Capacity Management the hard way: 2008

Thursday, 13 November 2008

HP World 2008 Germany

Just been to HP World Germany talking about Capacity Planning and Itania and other servers. Very small number of customers, very large numbers of HP people. Why? Because it was too expensive to go in this environment.

Shame really, if HP made it say 25 quid rather than 1200 quid to attend sessions (let alone the cost of transport) loads of people would come, HP would get loads of people.

Ah well...

Thursday, 3 July 2008

Grid and Application Designs

Traditionally, the way to improve an application's performance was to throw hardware, mainly CPU at it and hope it worked. In the Grid x86_64 space, this has been the rule for the past 10 years.

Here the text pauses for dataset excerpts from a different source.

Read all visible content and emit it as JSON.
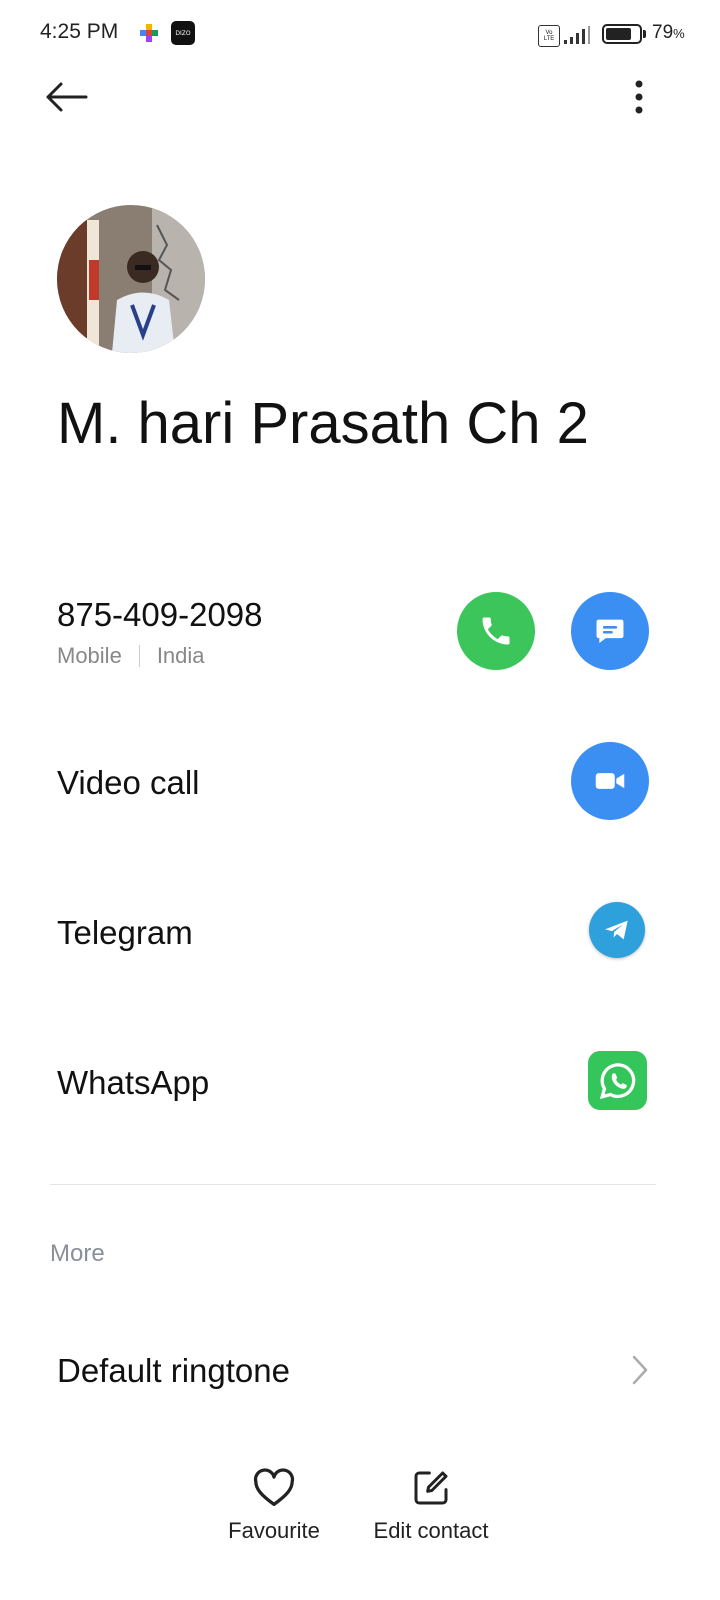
{
  "status_bar": {
    "time": "4:25 PM",
    "app_icons": [
      "google-play-games-icon",
      "dizo-icon"
    ],
    "dizo_text": "DIZO",
    "volte_text": "Vo LTE",
    "battery_percent": "79",
    "battery_unit": "%",
    "battery_level": 0.79
  },
  "top_bar": {
    "back_icon": "arrow-left-icon",
    "more_icon": "more-vertical-icon"
  },
  "contact": {
    "name": "M. hari Prasath Ch 2",
    "phone": {
      "number": "875-409-2098",
      "type": "Mobile",
      "country": "India"
    }
  },
  "actions": [
    {
      "label": "Video call",
      "icon": "video-camera-icon",
      "color": "#3b8ff3"
    },
    {
      "label": "Telegram",
      "icon": "telegram-icon",
      "color": "#2ea0dc"
    },
    {
      "label": "WhatsApp",
      "icon": "whatsapp-icon",
      "color": "#34c65a"
    }
  ],
  "phone_buttons": [
    {
      "icon": "phone-icon",
      "color": "#3cc55a"
    },
    {
      "icon": "message-icon",
      "color": "#3b8ff3"
    }
  ],
  "more_section": {
    "title": "More",
    "items": [
      {
        "label": "Default ringtone",
        "icon": "chevron-right-icon"
      }
    ]
  },
  "bottom_bar": {
    "favourite": "Favourite",
    "edit_contact": "Edit contact"
  }
}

But what now: Blade CPU stop at around 3.0/3.2Ghz, and quad core clock speed is likely to be slower, 1.7/2.0Ghz? The traditional CPU route is suddenly running out of road.

Options?

1. Compiler optimization: Use smarter compiler options which take single-threaded applications and 'fake' multi-threading on certain CPUs.
2. Conserve space by replacing all single and dual codde blades with quad cores.
3. Look at application re-design. Find threads which consume a whole CPU when called and optimise them.

Consider this: the blades bought 3 or 4 years ago (single or early dual core) waste too much space in the data centre, and need refreshing with newer quad core blades.
The business will have to pay a heavy price for such early investment, and should ask the question: why do we always have to buy more hardware every year in such volume? Why not look at how the application is written, and tune the code to run on the right processor.

regards

pos

Tuesday, 18 March 2008

Updated website from PerfCap Corporation

After a long wait, it seems that PerfCap Corporation has finally got the web-masters in. New features includes fora, feedback, better product descriptions, and generally more information. At least it will be a resource for their many European customers.

Saturday, 8 March 2008

Storage Capacity Planning - SASAN new software

London: 07 March 2008.
Following decades of server capacity planning, the same tools have been modifed to provide storage capacity planning - multi-vendor multi-what-if: SASAN (Storage Analysis for Storage Area Networks.

Features:

EMC data analyzer
EVA data analyzer
UNIX and Windows data analyzer
OpenVMS and Tru64 specialist data analyzers
OVPA Support
SAN Mapper and configurator
SRDF and remote storage support
Intelligent IO mapping
Intelligent RAID scaling and host/controller based modelling
Automatic production of reports, what-if scenario.
Email for more information, examples, etc. pos@positechconsulting.com

Friday, 7 March 2008

Better Software Required: and supplied

From recent chats with customers on all sides of the IT divide (infrastructure, applicaton developers and business analysts) it seems to me that there is a huge gap in the Capacity Management cycle between business process definition and mapping of transactions to processes or fractions of processes.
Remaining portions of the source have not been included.